HYDROCOLLOID GEL AQUAGARD® EFFECTIVELY SUPPORTS EXERCISE PERFORMANCE AND MAY BE AN ALTERNATIVE STRATEGY OF FLUID SUPPLY IN YOUNG TRAINED MALES

Author(s): DURKALEC-MICHALSKI, K., 1,2, PODGÓRSKI, T. 1, MARCHELEK-MYŚLIWIEC, M. 3, PRZYBYLIK, B.1, DZIUBA-HUT, I. 1, KOBUS-CISOWSKA, J. 4, WĘDRYSZEWSKI, K. 5, BERTRAND, B. 6, NOWACZYK, P.M. 1,2, Institution: POZNAN UNIVERSITY OF PHYSICAL EDUCATION, Country: POLAND, Abstract-ID: 927

INTRODUCTION:
Hydrocolloid gels may serve as an alternative hydration strategy, especially when water availability or quality is limited, or limited is the ability to carry adequate liquid supply (due to its weight). The aim of this randomized controlled crossover study was to verify the efficacy of ingestion of hydrocolloid gel AquaGard® (AG) comparing to water (WAT) in supporting exercise performance and preventing exercise-induced fluid and electrolyte balance disturbances.
METHODS:
Fifteen healthy physically active young males (21.1±1.9 years, 80.1±11.4 kg body mass [BM]) at two study visits completed exercise protocol (2 x 30 min of rowing at individual maximal lactate steady state [MLSS] followed by 15-min rest and subsequent 2000-m rowing time trial [TT]).
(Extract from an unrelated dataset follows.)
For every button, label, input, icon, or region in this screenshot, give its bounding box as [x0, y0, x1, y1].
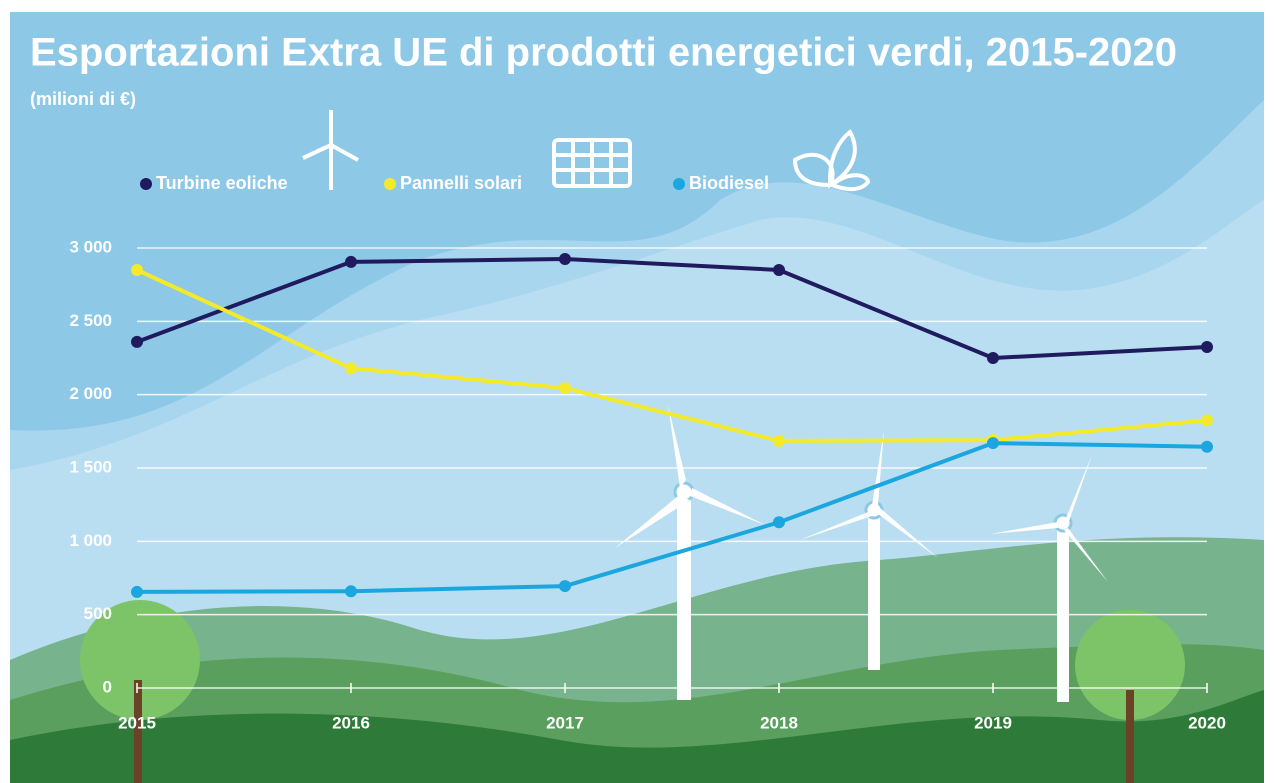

During exercise protocols participants ingested 4.7 mLAG/kgBM or 21.5 mLWAT/kgBM divided into 5 equal servings (servings 1-3 ingested pre-exercise; servings 4 and 5 after 30 and 60 min of rowing at the MLSS, respectively). For evaluation of blood osmolality (Osm), hematocrit value and concentrations of lactate, Na+, K+, Ca2+, and Cl- capillary blood samples were taken at 7 distinct time points (TP): at REST, 60 min pre-exercise (-60’PRE-EX), pre-exercise (PRE-EX), after 30 and 60 min of rowing at the MLSS (+30’-EX and POST-EX), and 3 and 30 min after TT (POST-TT and +30’POST-TT). Borg scale was implemented to evaluate perceived exertion (RPE) at +30’-EX, POST-EX and POST-TT. TT and RPE results were analyzed with test t for dependent variables. For blood variables mixed model of ANOVA with repeated measurements was applied – the interaction of treatment (AG/WAT) x TP was analyzed.
RESULTS:
There were no significant differences in time to complete TT (483±45 vs. 477±41 s; p=0.389) or average power output during TT (215±55 vs. 209±61 W; p=0.497) between AG vs. WAT conditions. No differences in RPE between AG vs. WAT were observed at +30’-EX (12±2 vs. 12±2 points; p=0.683), POST-EX (14±4 vs. 14±2 points; p=0.738), or POST-TT (18±1 vs. 18±1 points; p=0.001). There were significant treatment x TP interactions for blood Osm (p<0.001), Na+ (p<0.001), and Cl- (p<0.001) – all were higher at AG vs. WAT at POST-TT (Osm: 296±5 vs. 290±5 mmol/kg, p<0.001; Na+: 145±3 vs. 142±2 mmol/L, p<0.001; Cl-: 107±1 vs. 106±1 mmol/L, p=0.001) and +30’POST-TT (Osm: 290±3 vs. 285±3 mmol/kg, p=0.001; Na+: 143±1 vs. 140±2 mmol/L, p<0.001; Cl-: 106±1 vs. 105±2 mmol/L, p=0.011) – with no differences between AG vs. WAT at the remaining TPs.
CONCLUSION:
Ingestion of hydrocolloid gel AquaGard® is equally effective in supporting rowing exercise performance comparing to traditional ingestion of water in young healthy males. Blood osmolality, concentration of Na+ and Cl- were higher after exercise protocol at AG vs. WAT ingestion, but remained clinically negligible and within reference ranges.